Otra actuación del fútbol de Bella Unión para el más grande de los olvidos. Y van ¿cuántas actuaciones como estas? Desde el año 2011 venimos dando pena y lástima en torneos de selecciónes organizados por la OFI. Lo dijimos antes de comenzar. No tenemos nivel para competir. No pocos se nos enojaron. El tiempo nos ha dado la razón.
Los archivos no mienten. De cinco selecciónes, una vez más, Bella Unión siendo la peor de todas. A la falta de una fecha para terminar la etapa clasificatoria, Bella Unión tanto en sub 18 como en mayores ya está eliminada.
De cinco selecciónes, la nuestra es la única que en mayores no logró ganar un solo partido ni de local ni de visitante. Pasamos vergüenza el año pasado en la Copa de Clubes Campeones con Santa Rosa donde el campeón cañero jugó dos partidos ante Wanderers de Artigas, dos partidos ante el Universitario de Salto y dos partidos ante el San José de Pueblo Valentín (Salto) y no ganó ni empató ninguno.
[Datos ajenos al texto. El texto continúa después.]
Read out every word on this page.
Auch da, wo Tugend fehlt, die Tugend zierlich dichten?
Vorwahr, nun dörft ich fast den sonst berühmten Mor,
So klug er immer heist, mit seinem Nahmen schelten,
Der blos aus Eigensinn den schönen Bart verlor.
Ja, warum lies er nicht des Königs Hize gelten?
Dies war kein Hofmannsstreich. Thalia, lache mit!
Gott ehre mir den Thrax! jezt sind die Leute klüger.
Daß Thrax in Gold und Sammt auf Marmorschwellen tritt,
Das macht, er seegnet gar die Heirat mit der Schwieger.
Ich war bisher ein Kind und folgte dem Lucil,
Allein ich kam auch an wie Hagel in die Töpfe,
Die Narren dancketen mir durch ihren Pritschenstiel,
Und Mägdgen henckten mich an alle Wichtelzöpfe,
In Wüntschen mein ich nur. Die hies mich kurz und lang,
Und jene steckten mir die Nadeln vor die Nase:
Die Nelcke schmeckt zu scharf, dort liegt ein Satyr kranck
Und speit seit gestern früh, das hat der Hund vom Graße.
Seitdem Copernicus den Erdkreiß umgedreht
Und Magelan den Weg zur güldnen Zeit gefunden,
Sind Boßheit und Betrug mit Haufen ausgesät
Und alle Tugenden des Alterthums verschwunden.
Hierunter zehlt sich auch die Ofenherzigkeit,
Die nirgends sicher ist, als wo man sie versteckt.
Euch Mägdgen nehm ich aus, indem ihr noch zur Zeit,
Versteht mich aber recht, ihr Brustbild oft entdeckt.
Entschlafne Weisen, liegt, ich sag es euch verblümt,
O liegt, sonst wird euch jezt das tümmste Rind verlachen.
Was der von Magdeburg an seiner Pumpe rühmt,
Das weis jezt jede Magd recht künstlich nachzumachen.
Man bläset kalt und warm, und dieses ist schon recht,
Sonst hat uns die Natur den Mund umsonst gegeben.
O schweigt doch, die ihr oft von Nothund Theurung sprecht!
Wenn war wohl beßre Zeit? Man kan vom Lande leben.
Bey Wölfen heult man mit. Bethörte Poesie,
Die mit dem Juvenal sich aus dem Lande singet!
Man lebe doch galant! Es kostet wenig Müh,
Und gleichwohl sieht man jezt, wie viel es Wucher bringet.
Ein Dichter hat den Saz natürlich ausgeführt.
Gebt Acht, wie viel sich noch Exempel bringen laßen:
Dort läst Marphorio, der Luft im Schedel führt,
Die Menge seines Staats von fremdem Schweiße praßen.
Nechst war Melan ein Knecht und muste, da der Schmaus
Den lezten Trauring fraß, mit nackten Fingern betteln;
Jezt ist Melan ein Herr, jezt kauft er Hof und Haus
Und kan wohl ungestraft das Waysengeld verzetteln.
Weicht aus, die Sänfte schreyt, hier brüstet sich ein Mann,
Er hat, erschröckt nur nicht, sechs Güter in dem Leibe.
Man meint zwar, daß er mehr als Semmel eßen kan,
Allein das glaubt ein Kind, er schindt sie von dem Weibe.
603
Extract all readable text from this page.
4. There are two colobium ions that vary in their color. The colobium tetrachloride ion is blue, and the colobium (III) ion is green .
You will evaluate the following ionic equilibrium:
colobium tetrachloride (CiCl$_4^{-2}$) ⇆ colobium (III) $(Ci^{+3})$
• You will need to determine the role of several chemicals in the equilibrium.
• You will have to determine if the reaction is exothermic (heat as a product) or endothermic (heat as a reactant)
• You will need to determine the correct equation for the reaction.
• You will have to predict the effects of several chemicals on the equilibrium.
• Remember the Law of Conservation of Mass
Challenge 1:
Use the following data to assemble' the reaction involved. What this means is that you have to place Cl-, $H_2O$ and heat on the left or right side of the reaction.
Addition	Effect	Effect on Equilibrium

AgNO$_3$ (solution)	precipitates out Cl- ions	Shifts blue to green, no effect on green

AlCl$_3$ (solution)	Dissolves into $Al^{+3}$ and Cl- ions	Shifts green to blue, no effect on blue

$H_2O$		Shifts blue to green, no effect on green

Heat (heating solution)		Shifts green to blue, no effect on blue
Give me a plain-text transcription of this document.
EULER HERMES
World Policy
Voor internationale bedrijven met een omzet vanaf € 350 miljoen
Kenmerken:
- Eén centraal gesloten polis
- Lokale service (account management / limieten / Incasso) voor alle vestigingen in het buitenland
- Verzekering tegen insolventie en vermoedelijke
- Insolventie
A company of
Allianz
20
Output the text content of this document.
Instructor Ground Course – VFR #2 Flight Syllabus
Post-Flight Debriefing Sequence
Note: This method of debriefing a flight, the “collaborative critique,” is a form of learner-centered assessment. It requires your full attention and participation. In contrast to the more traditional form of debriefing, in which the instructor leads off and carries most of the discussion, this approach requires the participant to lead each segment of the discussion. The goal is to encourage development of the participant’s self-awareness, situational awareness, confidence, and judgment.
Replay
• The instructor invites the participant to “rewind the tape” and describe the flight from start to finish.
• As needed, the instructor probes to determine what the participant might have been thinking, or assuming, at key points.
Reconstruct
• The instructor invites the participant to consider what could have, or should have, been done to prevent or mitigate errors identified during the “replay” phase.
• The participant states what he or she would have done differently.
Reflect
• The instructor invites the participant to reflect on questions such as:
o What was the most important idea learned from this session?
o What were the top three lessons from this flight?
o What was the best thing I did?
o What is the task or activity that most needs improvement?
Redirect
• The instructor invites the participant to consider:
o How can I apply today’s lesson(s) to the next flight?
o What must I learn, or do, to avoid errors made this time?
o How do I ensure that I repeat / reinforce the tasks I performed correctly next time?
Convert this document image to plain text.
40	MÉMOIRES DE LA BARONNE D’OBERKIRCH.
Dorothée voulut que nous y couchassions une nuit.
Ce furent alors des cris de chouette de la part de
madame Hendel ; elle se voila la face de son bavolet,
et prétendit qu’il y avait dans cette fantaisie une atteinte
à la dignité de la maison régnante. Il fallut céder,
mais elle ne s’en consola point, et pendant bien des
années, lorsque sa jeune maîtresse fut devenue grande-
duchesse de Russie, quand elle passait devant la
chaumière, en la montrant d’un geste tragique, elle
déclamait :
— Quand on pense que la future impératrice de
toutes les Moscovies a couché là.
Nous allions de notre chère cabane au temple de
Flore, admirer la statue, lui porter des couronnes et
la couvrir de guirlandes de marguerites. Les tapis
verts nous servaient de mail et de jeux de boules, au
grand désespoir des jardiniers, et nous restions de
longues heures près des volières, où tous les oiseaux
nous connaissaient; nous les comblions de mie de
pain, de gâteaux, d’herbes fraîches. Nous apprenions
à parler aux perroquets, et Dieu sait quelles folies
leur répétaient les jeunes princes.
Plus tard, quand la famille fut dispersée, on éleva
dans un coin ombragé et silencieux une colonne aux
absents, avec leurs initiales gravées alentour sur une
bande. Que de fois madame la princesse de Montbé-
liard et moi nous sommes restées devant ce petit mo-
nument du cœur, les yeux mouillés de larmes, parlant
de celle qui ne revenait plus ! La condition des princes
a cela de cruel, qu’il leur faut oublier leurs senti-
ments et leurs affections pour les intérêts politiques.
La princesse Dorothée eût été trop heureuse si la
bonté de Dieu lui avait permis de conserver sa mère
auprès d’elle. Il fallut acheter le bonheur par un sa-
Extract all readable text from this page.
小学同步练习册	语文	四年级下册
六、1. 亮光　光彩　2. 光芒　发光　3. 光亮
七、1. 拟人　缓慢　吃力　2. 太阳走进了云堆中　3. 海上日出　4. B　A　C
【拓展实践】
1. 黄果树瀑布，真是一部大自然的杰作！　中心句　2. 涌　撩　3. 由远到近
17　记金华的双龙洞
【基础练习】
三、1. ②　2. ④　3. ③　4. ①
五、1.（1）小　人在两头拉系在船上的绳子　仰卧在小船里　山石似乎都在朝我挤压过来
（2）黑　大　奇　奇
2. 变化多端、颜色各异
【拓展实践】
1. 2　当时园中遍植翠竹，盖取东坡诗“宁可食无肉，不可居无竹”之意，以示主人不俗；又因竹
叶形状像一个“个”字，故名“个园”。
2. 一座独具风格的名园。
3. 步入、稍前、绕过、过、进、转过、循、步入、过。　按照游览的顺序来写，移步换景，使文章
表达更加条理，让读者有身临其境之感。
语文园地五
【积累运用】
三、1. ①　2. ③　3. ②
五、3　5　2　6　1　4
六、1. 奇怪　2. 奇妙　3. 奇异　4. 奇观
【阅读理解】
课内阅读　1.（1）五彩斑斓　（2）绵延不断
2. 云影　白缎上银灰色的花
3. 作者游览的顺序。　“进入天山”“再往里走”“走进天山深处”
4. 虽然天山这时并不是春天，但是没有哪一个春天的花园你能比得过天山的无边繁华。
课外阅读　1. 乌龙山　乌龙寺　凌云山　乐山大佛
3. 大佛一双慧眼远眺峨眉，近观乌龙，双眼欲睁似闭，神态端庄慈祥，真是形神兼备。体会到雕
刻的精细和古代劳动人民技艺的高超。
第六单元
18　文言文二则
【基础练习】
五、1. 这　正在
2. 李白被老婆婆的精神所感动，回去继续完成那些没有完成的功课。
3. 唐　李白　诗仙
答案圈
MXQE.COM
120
De 12 posibles puntos logró cero. Ahora, a nivel de la selección mayor otra actuación similar. Nos goleó Tacuarembó, nos goleó en nuestro feudo el team de Guichón y nos goleó Salto. De 21 puntos disputados, la «roja» solo logró sumar tres. En siete partidos nos han convertido 22 goles, lo que significa que el rival en cada partido le hace 3 a Bella Unión. Ahora se cierra este sábado la participación visitando a Guichón. Que por lo menos Bella Unión se despida de la Copa con un triunfo.
Sería la primera victoria. No es fea, es feísima ya que Guichón estará buscando su clasificación. Una cosa es cierta. Cuando hablamos y opinamos sobre el fútbol cañero lo hacemos porque conocemos la realidad y sabemos de nuestro pasado. Nos duele profundamente ver selecciones y equipos de la Liga Regional de Fútbol siendo «vapuleados» por selecciónes capitales y lo que es peor aún, por selecciones y cuadros de pequeñas localidades.
Hablo del club San José de Pueblo Valentín y hablo de la selección de Guichón. El fútbol cañero necesita urgente un parate y esperar que vengan nuevas generaciones.